Linus Baker ist ein vorbildlicher Beamter. Seit Jahrzehnten arbeitet er in der Sonderabteilung des Jugendamtes, die für das Wohlergehen magisch begabter Kinder und Jugendlicher zuständig ist. Nie war er auch nur einen Tag krank, und das Regelwerk der Behörde ist seine Gute-Nacht-Lektüre. Linus‘ eintöniges Dasein ändert sich schlagartig, als er auf eine geheime Mission geschickt wird. Er soll das Waisenhaus eines gewissen Mr. Parnassus‘, das sich auf einer abgelegenen Insel befindet, genauer unter die Lupe nehmen. Kaum dort angekommen, stellt Linus fest, dass Mr. Parnassus‘ Schützlinge eher etwas speziell sind – einer von ihnen ist möglicherweise sogar der Sohn des Teufels!
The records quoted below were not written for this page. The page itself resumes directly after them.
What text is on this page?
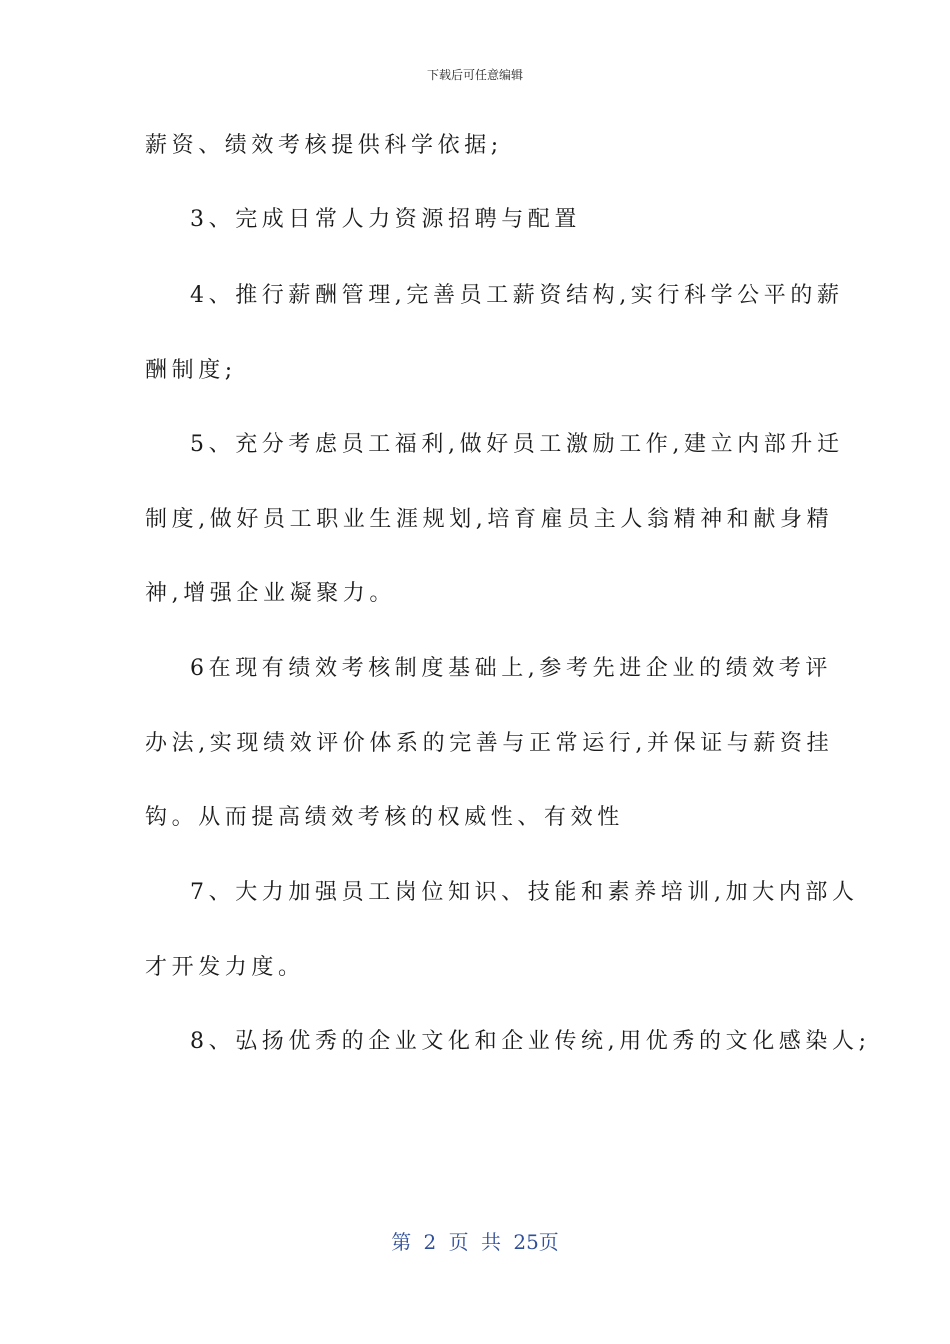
下载后可任意编辑
薪资、绩效考核提供科学依据;
3、完成日常人力资源招聘与配置
4、推行薪酬管理,完善员工薪资结构,实行科学公平的薪
酬制度;
5、充分考虑员工福利,做好员工激励工作,建立内部升迁
制度,做好员工职业生涯规划,培育雇员主人翁精神和献身精
神,增强企业凝聚力。
6在现有绩效考核制度基础上,参考先进企业的绩效考评
办法,实现绩效评价体系的完善与正常运行,并保证与薪资挂
钩。从而提高绩效考核的权威性、有效性
7、大力加强员工岗位知识、技能和素养培训,加大内部人
才开发力度。
8、弘扬优秀的企业文化和企业传统,用优秀的文化感染人;
第 2 页 共 25页
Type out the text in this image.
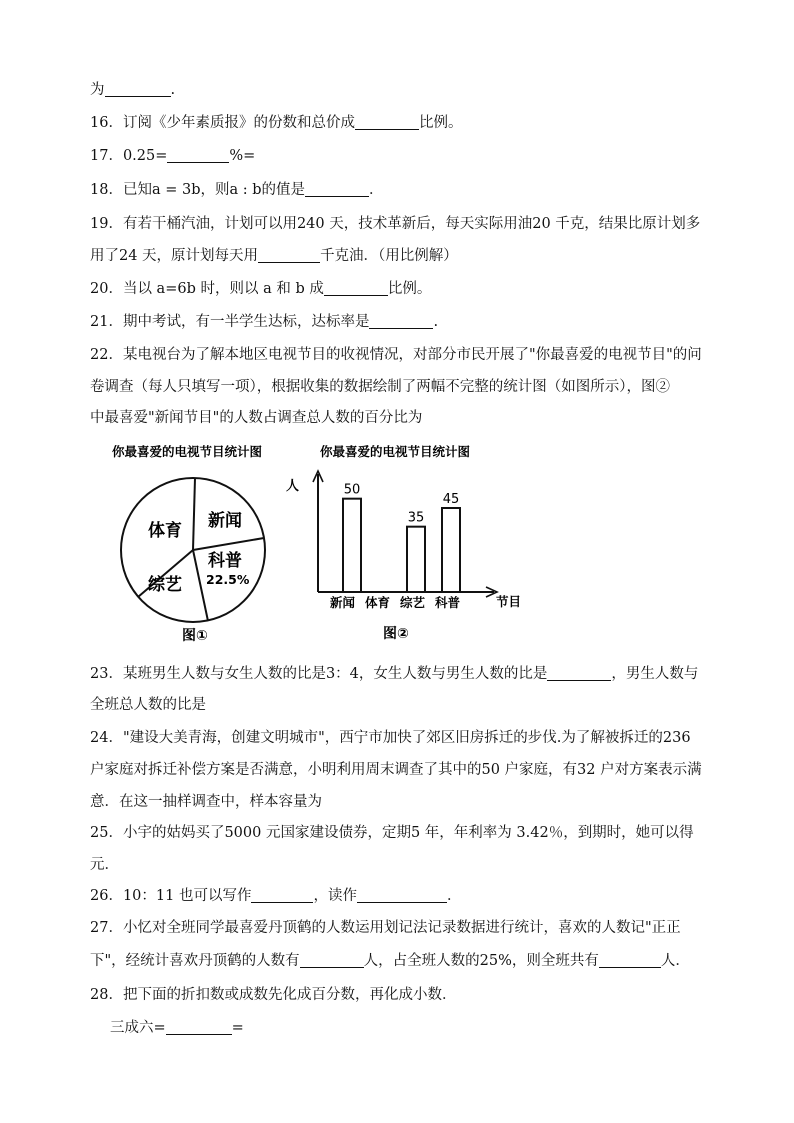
为	.
16．订阅《少年素质报》的份数和总价成	比例。
17．0.25=	%=
18．已知a = 3b，则a : b的值是	．
19．有若干桶汽油，计划可以用240 天，技术革新后，每天实际用油20 千克，结果比原计划多
用了24 天，原计划每天用	千克油．（用比例解）
20．当以 a=6b 时，则以 a 和 b 成	比例。
21．期中考试，有一半学生达标，达标率是	.
22．某电视台为了解本地区电视节目的收视情况，对部分市民开展了"你最喜爱的电视节目"的问
卷调查（每人只填写一项），根据收集的数据绘制了两幅不完整的统计图（如图所示），图②
中最喜爱"新闻节目"的人数占调查总人数的百分比为
你最喜爱的电视节目统计图
体育 新闻
科普
22.5%
综艺
图①
你最喜爱的电视节目统计图
人
节目
50
35
45
新闻 体育 综艺 科普
图②
23．某班男生人数与女生人数的比是3：4，女生人数与男生人数的比是	，男生人数与
全班总人数的比是
24．"建设大美青海，创建文明城市"，西宁市加快了郊区旧房拆迁的步伐.为了解被拆迁的236
户家庭对拆迁补偿方案是否满意，小明利用周末调查了其中的50 户家庭，有32 户对方案表示满
意．在这一抽样调查中，样本容量为
25．小宇的姑妈买了5000 元国家建设债券，定期5 年，年利率为 3.42％，到期时，她可以得
元．
26．10：11 也可以写作	，读作	．
27．小忆对全班同学最喜爱丹顶鹤的人数运用划记法记录数据进行统计，喜欢的人数记"正正
下"，经统计喜欢丹顶鹤的人数有	人，占全班人数的25%，则全班共有	人．
28．把下面的折扣数或成数先化成百分数，再化成小数．
三成六=	=
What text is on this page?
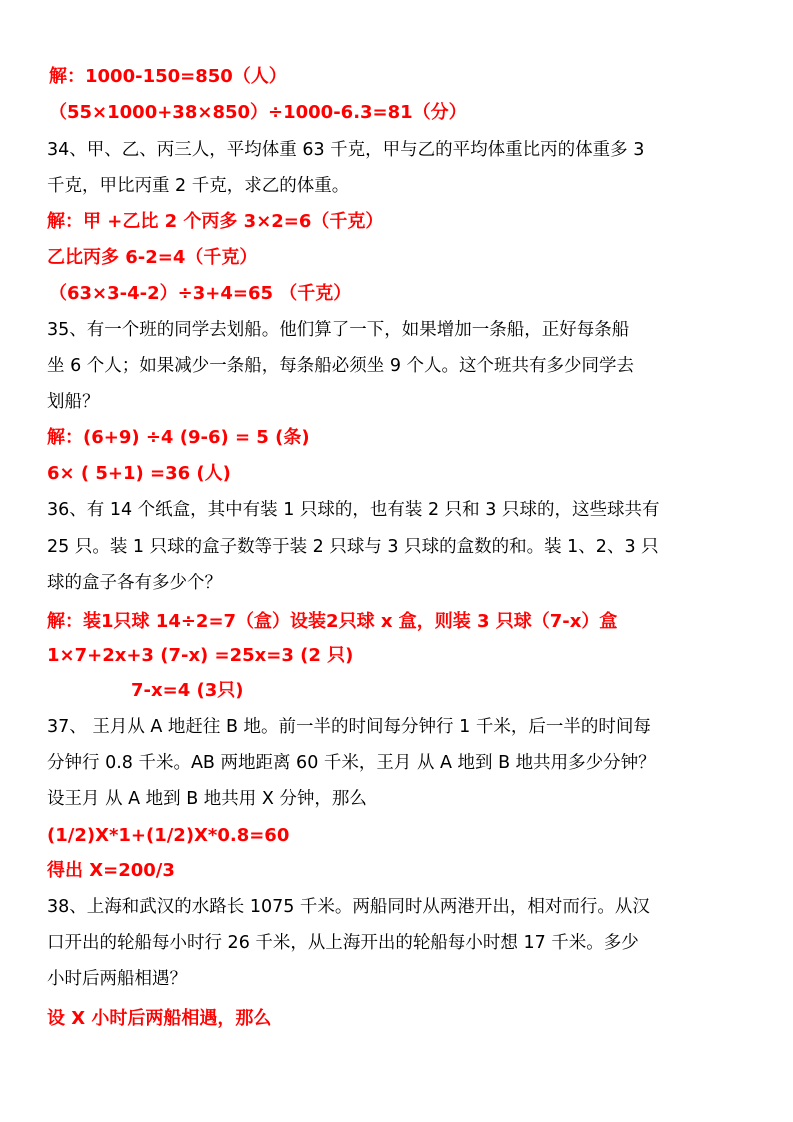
解：1000-150=850（人）
（55×1000+38×850）÷1000-6.3=81（分）
34、甲、乙、丙三人，平均体重 63 千克，甲与乙的平均体重比丙的体重多 3
千克，甲比丙重 2 千克，求乙的体重。
解：甲 +乙比 2 个丙多 3×2=6（千克）
乙比丙多 6-2=4（千克）
（63×3-4-2）÷3+4=65 （千克）
35、有一个班的同学去划船。他们算了一下，如果增加一条船，正好每条船
坐 6 个人；如果减少一条船，每条船必须坐 9 个人。这个班共有多少同学去
划船？
解：(6+9) ÷4 (9-6) = 5 (条)
6× ( 5+1) =36 (人)
36、有 14 个纸盒，其中有装 1 只球的，也有装 2 只和 3 只球的，这些球共有
25 只。装 1 只球的盒子数等于装 2 只球与 3 只球的盒数的和。装 1、2、3 只
球的盒子各有多少个？
解：装1只球 14÷2=7（盒）设装2只球 x 盒，则装 3 只球（7-x）盒
1×7+2x+3 (7-x) =25x=3 (2 只)
7-x=4 (3只)
37、 王月从 A 地赶往 B 地。前一半的时间每分钟行 1 千米，后一半的时间每
分钟行 0.8 千米。AB 两地距离 60 千米，王月 从 A 地到 B 地共用多少分钟？
设王月 从 A 地到 B 地共用 X 分钟，那么
(1/2)X*1+(1/2)X*0.8=60
得出 X=200/3
38、上海和武汉的水路长 1075 千米。两船同时从两港开出，相对而行。从汉
口开出的轮船每小时行 26 千米，从上海开出的轮船每小时想 17 千米。多少
小时后两船相遇？
设 X 小时后两船相遇，那么
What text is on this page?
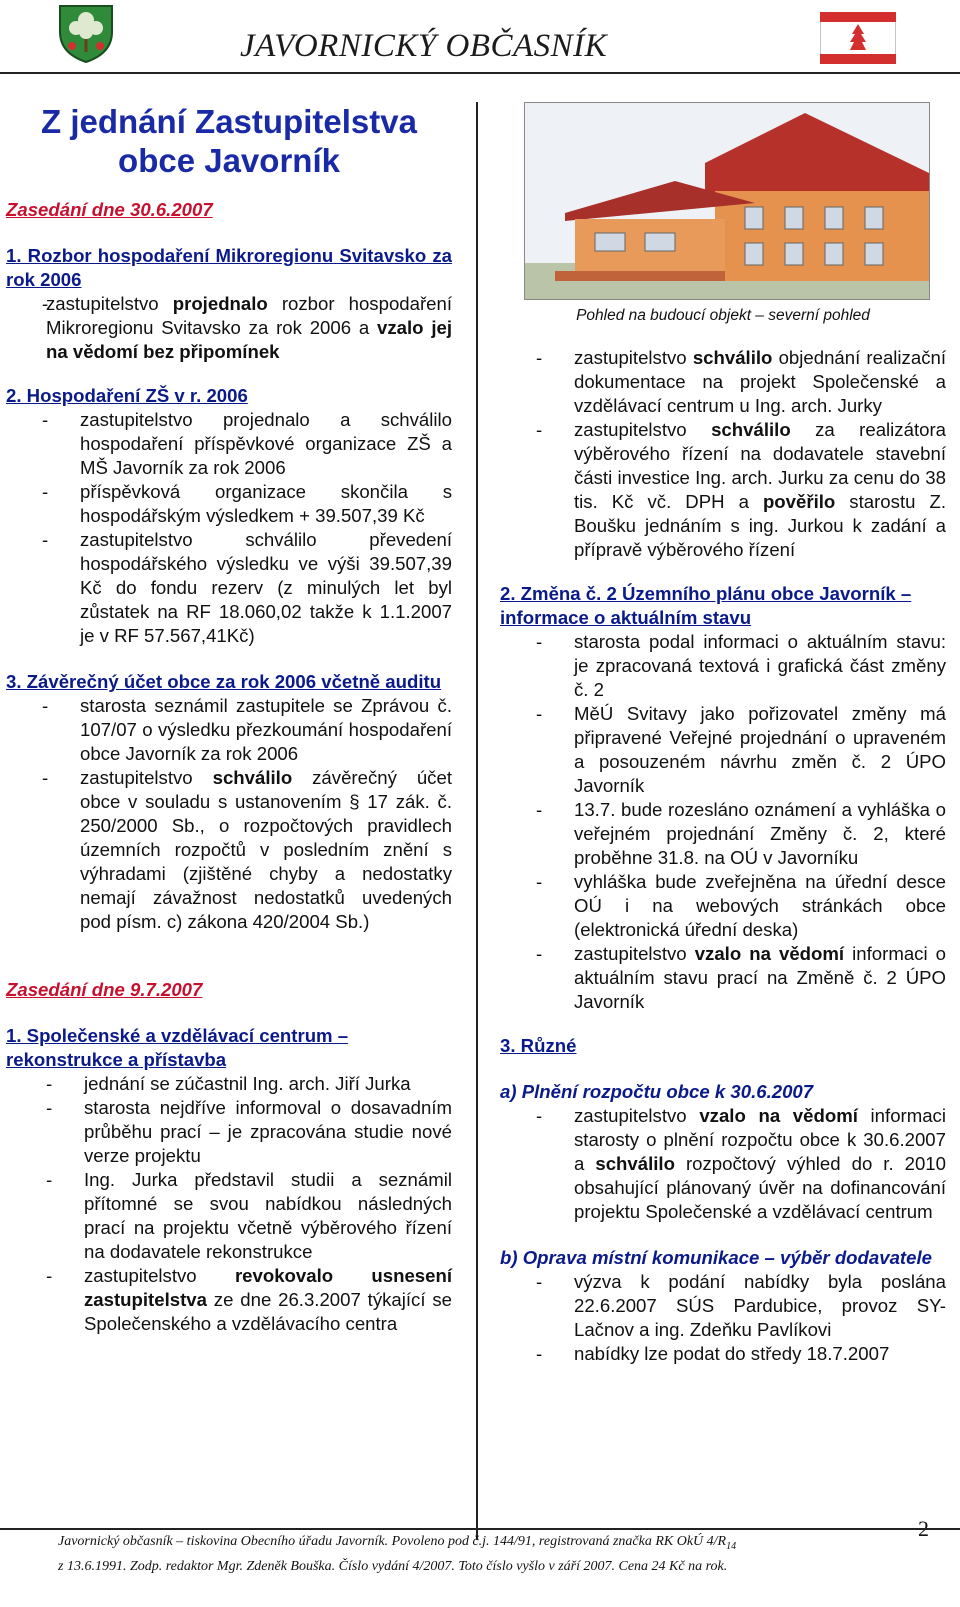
JAVORNICKÝ OBČASNÍK
Z jednání Zastupitelstva obce Javorník

Zasedání dne 30.6.2007

1. Rozbor hospodaření Mikroregionu Svitavsko za rok 2006

- zastupitelstvo projednalo rozbor hospodaření Mikroregionu Svitavsko za rok 2006 a vzalo jej na vědomí bez připomínek

2. Hospodaření ZŠ v r. 2006

- zastupitelstvo projednalo a schválilo hospodaření příspěvkové organizace ZŠ a MŠ Javorník za rok 2006
- příspěvková organizace skončila s hospodářským výsledkem + 39.507,39 Kč
- zastupitelstvo schválilo převedení hospodářského výsledku ve výši 39.507,39 Kč do fondu rezerv (z minulých let byl zůstatek na RF 18.060,02 takže k 1.1.2007 je v RF 57.567,41Kč)

3. Závěrečný účet obce za rok 2006 včetně auditu

- starosta seznámil zastupitele se Zprávou č. 107/07 o výsledku přezkoumání hospodaření obce Javorník za rok 2006
- zastupitelstvo schválilo závěrečný účet obce v souladu s ustanovením § 17 zák. č. 250/2000 Sb., o rozpočtových pravidlech územních rozpočtů v posledním znění s výhradami (zjištěné chyby a nedostatky nemají závažnost nedostatků uvedených pod písm. c) zákona 420/2004 Sb.)

Zasedání dne 9.7.2007

1. Společenské a vzdělávací centrum – rekonstrukce a přístavba

- jednání se zúčastnil Ing. arch. Jiří Jurka
- starosta nejdříve informoval o dosavadním průběhu prací – je zpracována studie nové verze projektu
- Ing. Jurka představil studii a seznámil přítomné se svou nabídkou následných prací na projektu včetně výběrového řízení na dodavatele rekonstrukce
- zastupitelstvo revokovalo usnesení zastupitelstva ze dne 26.3.2007 týkající se Společenského a vzdělávacího centra

Pohled na budoucí objekt – severní pohled

- zastupitelstvo schválilo objednání realizační dokumentace na projekt Společenské a vzdělávací centrum u Ing. arch. Jurky
- zastupitelstvo schválilo za realizátora výběrového řízení na dodavatele stavební části investice Ing. arch. Jurku za cenu do 38 tis. Kč vč. DPH a pověřilo starostu Z. Boušku jednáním s ing. Jurkou k zadání a přípravě výběrového řízení

2. Změna č. 2 Územního plánu obce Javorník – informace o aktuálním stavu

- starosta podal informaci o aktuálním stavu: je zpracovaná textová i grafická část změny č. 2
- MěÚ Svitavy jako pořizovatel změny má připravené Veřejné projednání o upraveném a posouzeném návrhu změn č. 2 ÚPO Javorník
- 13.7. bude rozesláno oznámení a vyhláška o veřejném projednání Změny č. 2, které proběhne 31.8. na OÚ v Javorníku
- vyhláška bude zveřejněna na úřední desce OÚ i na webových stránkách obce (elektronická úřední deska)
- zastupitelstvo vzalo na vědomí informaci o aktuálním stavu prací na Změně č. 2 ÚPO Javorník

3. Různé

a) Plnění rozpočtu obce k 30.6.2007

- zastupitelstvo vzalo na vědomí informaci starosty o plnění rozpočtu obce k 30.6.2007 a schválilo rozpočtový výhled do r. 2010 obsahující plánovaný úvěr na dofinancování projektu Společenské a vzdělávací centrum

b) Oprava místní komunikace – výběr dodavatele

- výzva k podání nabídky byla poslána 22.6.2007 SÚS Pardubice, provoz SY-Lačnov a ing. Zdeňku Pavlíkovi
- nabídky lze podat do středy 18.7.2007
Javornický občasník – tiskovina Obecního úřadu Javorník. Povoleno pod č.j. 144/91, registrovaná značka RK OkÚ $4/R_{14}$
z 13.6.1991. Zodp. redaktor Mgr. Zdeněk Bouška. Číslo vydání 4/2007. Toto číslo vyšlo v září 2007. Cena 24 Kč na rok.
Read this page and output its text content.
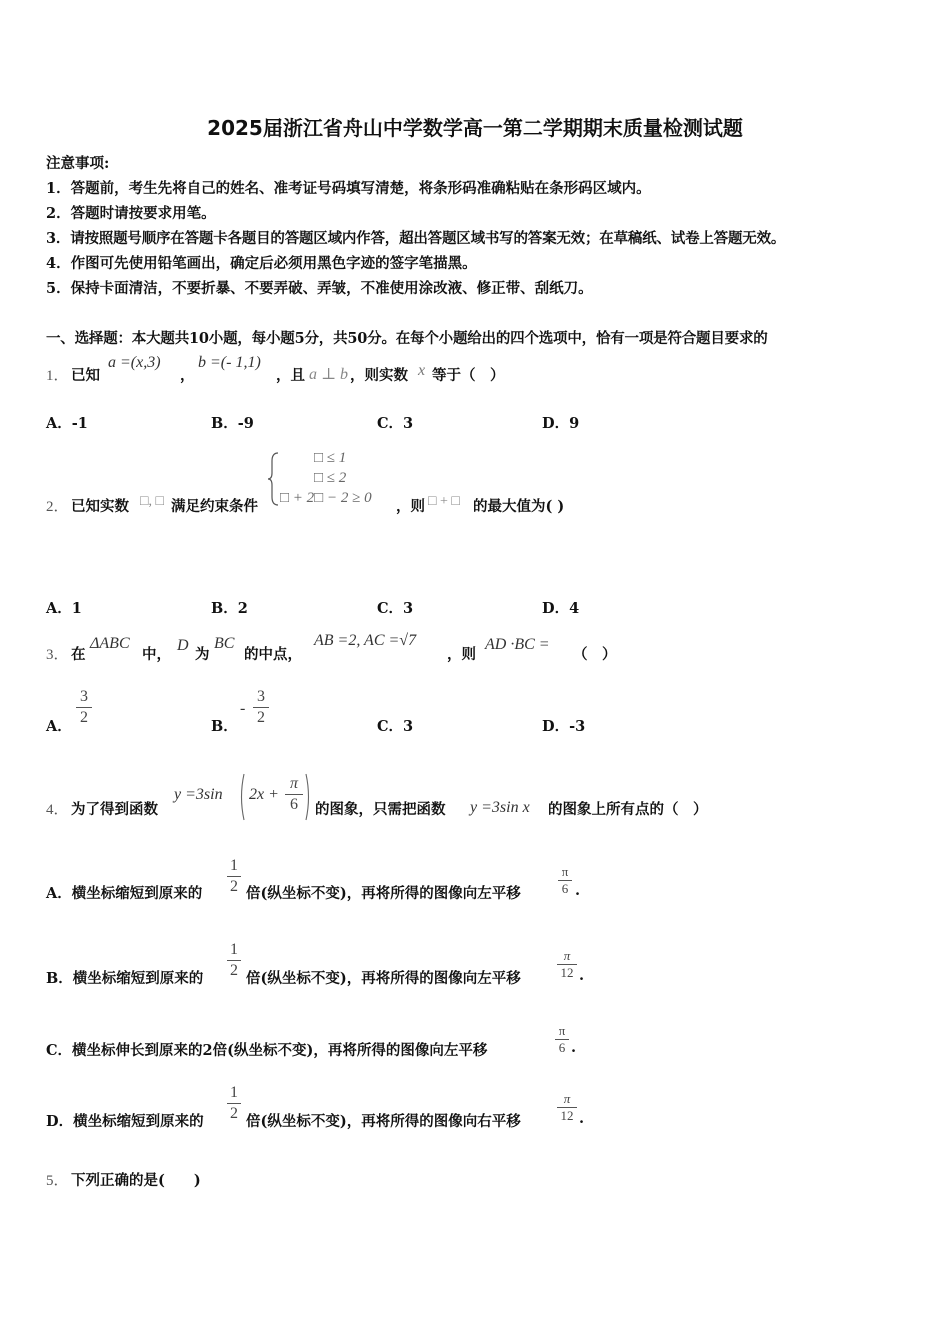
2025届浙江省舟山中学数学高一第二学期期末质量检测试题
注意事项:
1．答题前，考生先将自己的姓名、准考证号码填写清楚，将条形码准确粘贴在条形码区域内。
2．答题时请按要求用笔。
3．请按照题号顺序在答题卡各题目的答题区域内作答，超出答题区域书写的答案无效；在草稿纸、试卷上答题无效。
4．作图可先使用铅笔画出，确定后必须用黑色字迹的签字笔描黑。
5．保持卡面清洁，不要折暴、不要弄破、弄皱，不准使用涂改液、修正带、刮纸刀。
一、选择题：本大题共10小题，每小题5分，共50分。在每个小题给出的四个选项中，恰有一项是符合题目要求的
1． 已知
a =(x,3)
，
b =(- 1,1)
，且 a ⊥ b ，则实数 x 等于（　）
A．-1	B．-9	C．3	D．9
2． 已知实数 □, □ 满足约束条件
□ ≤ 1
□ ≤ 2
□ + 2□ − 2 ≥ 0 ，则 □ + □ 的最大值为( )
A．1	B．2	C．3	D．4
3． 在
ΔABC
中，
D
为
BC
的中点，
AB =2, AC =√7
，则
AD ·BC =
（　）
A．
3
2
B．
-
3
2
C．3	D．-3
4． 为了得到函数
y =3sin 2x +
π
6	的图象，只需把函数 y =3sin x 的图象上所有点的（　）
A．横坐标缩短到原来的
1
2 倍(纵坐标不变)，再将所得的图像向左平移
π
6 .
B．横坐标缩短到原来的
1
2 倍(纵坐标不变)，再将所得的图像向左平移
π
12 .
C．横坐标伸长到原来的2倍(纵坐标不变)，再将所得的图像向左平移
π
6 .
D．横坐标缩短到原来的
1
2 倍(纵坐标不变)，再将所得的图像向右平移
π
12 .
5． 下列正确的是(　　)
In diesem Heim kommt Linus mit seinem Regelwerk und seiner Vorliebe für Vorschriften nicht weit, das merkt er schnell. Eher widerwillig lässt er sich auf dieses magische Abenteuer ein, das ihn auf der Insel erwartet, und erfährt dabei die größte Überraschung seines Lebens …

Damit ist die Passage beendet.